A systemic metanalysis reviewed and reported the efficacy of tacrolimus as a monotherapy for the treatment of vitiligo [19]. Furthermore its efficacy was more superior when used in combination with either microneedling or dermabrasion to using it alone [20, 21]. Moreover; the combination of 308-nm excimer light and tacrolimus 0.1% ointment was superior to 308-nm excimer light alone in a number of studies [5, 6, 22].

Only one randomized, single-blinded and intra-individual controlled study compared the efficacy and safety of topical 0.01% bimatoprost compared with 0.1% tacrolimus for the treatment of facial vitiligo in 16 patients and demonstrated a significant efficacy of topical bimatoprost as a novel treatment option in facial vitiligo with comparable results to topical tacrolimus [9].

Only one unpublished report examined the efficacy of combining EL + topical bimatoporst versus EL alone in treating patients with vitiligo. Based on the results reported, EL combined with bimatoprost was significantly better in improving repigmentation when compared to EL monotherapy [23].

With reference to safety of the treatment, most patients treated by both techniques had no complication, however irritation, desquamation, hyperpigmentation and blister were observed in some patients especially treated with excimer plus tacrolimus with no significant difference between the two groups. Moreover; hypertrichosis was observed in 3 patients treated with excimer plus bimatoprost.

Our study had some limitations; the relatively small sample size.

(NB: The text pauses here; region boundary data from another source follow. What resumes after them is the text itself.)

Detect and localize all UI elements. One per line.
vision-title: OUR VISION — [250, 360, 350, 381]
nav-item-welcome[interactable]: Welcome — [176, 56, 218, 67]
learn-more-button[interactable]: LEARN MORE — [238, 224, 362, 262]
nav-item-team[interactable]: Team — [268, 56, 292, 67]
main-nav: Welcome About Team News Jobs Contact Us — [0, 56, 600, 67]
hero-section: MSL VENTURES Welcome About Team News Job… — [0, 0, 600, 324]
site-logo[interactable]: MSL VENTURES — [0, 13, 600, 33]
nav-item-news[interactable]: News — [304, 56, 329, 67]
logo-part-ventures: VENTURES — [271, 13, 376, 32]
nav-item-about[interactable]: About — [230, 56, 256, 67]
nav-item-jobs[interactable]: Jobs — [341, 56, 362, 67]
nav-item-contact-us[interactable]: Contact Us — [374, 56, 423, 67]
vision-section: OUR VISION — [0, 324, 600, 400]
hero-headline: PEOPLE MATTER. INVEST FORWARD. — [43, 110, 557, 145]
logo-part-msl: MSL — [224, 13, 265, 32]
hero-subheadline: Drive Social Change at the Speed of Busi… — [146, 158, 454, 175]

In addition, selection bias, as the patients were primarily recruited from patients who attended to our university clinic only. Another limitation was the short follow up of 3 months which could have not identified any late recurrences if any.

Our study demonstrated that 0.01% topical bimatoprost gel in combination with EL is considered safe and effective as treatment of nonsegmental facial vitiligo with comparable results to 0.1% tacrolimus. Further larger multi centre studies are required to establish its efficacy in different concentrations and formulations.